Once again this is not “the adam,” but the other word for “man.”

3: "Leaves behind”

When a man and woman get married, the relationship they establish replaces the relationship of parent to child as the new priority of top importance. Because it is now the most important relationship it requires both man and woman to leave their parents, otherwise there may be a confusion of the authority structure.

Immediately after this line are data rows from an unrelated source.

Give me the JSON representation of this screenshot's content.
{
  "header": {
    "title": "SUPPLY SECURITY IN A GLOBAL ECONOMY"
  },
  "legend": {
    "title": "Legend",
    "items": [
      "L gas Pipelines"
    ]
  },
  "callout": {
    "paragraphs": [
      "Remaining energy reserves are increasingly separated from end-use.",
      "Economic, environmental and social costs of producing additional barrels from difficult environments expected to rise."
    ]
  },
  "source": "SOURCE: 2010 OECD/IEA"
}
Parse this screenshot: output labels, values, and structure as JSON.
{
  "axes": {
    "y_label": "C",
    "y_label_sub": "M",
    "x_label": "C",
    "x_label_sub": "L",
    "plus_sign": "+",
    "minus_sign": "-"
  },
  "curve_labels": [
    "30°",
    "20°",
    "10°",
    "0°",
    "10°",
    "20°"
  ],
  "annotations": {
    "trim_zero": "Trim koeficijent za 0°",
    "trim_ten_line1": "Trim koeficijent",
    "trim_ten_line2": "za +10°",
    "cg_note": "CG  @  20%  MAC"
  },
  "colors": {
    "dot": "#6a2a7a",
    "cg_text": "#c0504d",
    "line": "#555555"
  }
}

Dad may want to continue exercising the level of authority he always has, or something close to it, therefore the new couple must leave to establish their own family unit with their own authority structures.

4

This word means “to cling to, to stick to” as the tongue sticks to the roof of your mouth when you are desperately thirsty. “Clinging and sticking” bring with them a picture of great closeness, thus it becomes a picture of the closeness desired from a marriage relationship. There is also a hint in this verse that loyalty and continued closeness are expected.”

5: “his wife”

This is simply the word for “woman,” the word that sounds like the word for man and emphasizes the fact that she was taken out of man. Context in cases like this tells that it is a woman who is in a special relationship with a man, thus a wife.

6

This is the “agape” kind of love. That means it was based on a choice, not an emotion. It was a choice which in a way, saw something of value in the recipient, but in another way was not deserved.

7

This word is usually translated “church;” it means “the called out-ones” or “the assembly.” Thus it refers to those who hear the call of God and have chosen to answer that call by gathering together with others who have also answered the call.